Feeling majorly rattled, I backed away towards the soothing shadows of the bookshelves, bumping tables, spilling coffees, and muttering apologies as I went, my chest heaving with breath as I attempted to calm down.
How on earth had she known I’d been feeling guilty about Mum? A s
hiver wracked my body at the idea of Mrs. Patfield snooping inside my head or slinking though my soul. I needed to grab my books and get out of here, pronto.
After hitting the travel/poetry/art aisle, I dumped my bag onto the ground before closing my eyes and stretching my arms out until my fingers could just brush the book spines on either side of me. This was my favourite way of choosing a book. Of course, if I didn’t like the one I chose, I could always put it back and try again.
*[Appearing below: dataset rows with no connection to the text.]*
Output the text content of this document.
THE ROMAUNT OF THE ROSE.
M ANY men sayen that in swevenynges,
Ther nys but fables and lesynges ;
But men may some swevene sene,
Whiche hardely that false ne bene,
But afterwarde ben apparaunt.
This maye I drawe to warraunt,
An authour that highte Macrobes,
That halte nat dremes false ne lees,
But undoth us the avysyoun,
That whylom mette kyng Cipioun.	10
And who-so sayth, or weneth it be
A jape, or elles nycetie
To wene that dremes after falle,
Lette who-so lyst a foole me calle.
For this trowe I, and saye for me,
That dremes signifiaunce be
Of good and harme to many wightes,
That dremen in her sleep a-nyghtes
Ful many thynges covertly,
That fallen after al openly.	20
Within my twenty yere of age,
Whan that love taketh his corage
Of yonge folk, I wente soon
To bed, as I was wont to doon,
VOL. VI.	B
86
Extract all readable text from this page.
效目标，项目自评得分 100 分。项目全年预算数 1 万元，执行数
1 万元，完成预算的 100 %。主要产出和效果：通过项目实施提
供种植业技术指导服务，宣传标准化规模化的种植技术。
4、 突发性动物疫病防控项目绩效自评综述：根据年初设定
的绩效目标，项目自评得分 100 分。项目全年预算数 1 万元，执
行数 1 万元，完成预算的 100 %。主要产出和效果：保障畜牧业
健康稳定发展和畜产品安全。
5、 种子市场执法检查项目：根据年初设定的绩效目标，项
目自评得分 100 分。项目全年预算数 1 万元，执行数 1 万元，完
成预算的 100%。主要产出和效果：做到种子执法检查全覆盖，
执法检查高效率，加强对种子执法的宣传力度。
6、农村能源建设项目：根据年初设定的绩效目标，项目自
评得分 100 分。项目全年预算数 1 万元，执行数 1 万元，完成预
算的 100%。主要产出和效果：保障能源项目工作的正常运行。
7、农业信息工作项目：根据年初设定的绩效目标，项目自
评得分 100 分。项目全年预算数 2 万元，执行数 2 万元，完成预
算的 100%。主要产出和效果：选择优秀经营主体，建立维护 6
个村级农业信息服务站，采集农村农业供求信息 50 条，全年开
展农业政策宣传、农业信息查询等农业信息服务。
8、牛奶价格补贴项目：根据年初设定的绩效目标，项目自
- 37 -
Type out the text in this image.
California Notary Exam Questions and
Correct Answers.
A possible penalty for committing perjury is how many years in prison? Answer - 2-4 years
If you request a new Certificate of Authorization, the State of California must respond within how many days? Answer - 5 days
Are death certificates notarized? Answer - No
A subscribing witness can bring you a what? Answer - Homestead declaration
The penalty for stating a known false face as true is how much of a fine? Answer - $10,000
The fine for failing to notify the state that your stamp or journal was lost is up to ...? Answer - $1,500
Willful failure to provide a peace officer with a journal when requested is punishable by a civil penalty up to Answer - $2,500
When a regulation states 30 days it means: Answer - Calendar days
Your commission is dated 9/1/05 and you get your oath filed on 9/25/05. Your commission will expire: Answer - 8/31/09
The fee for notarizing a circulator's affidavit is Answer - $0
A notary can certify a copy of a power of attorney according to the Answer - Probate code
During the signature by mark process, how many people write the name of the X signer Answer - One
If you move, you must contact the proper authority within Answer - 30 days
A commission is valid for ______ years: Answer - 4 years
Stepping forward, I tried to ignore Mrs. Patfield’s words and the rampant thudding of my heart, and concentrated on the way my fingers rose and fell from the fat spines onto the skinny ones, waiting for my gut to tell me which book I just had to read. Pausing for a moment, I caressed a long, thin cracked spine, but something made me ignore it and press forward. The right one was coming, I could feel it swirling in the pit of my belly.
After several more steps, my hand moved over something warm and my eyes shot open.
It was a hand, attached to the interesting guy with the fauxhawk, the artist’s wet dream. I’d have to stop calling him that. My cheeks burned and my pulse hammered as my eyes skimmed over his perfectly cut cheekbones and jaw, his mouth with the slightly fuller bottom lip, and those deep blue eyes of his that made me forget all about Mrs. Patfield for a second.
He looked at me, one eyebrow raised and a hint of amusement curving his lips.
I made a little yelping sound in the back of my throat and slid my hand away before shoving it behind my back, berating myself for having left my hand on his for longer than a reasonable second.
“Sorry,” I mumbled, stepping back, my hand still tingling. “I was just…looking for a book.”
The way he kept staring at me without saying a word made me hyper aware of the new pimple on my cheek, my chapped lips, and the frizzy-ness of my hair. So I did the only thing that came naturally to me. Book talk. The book in his hand was well worn, the cover faded.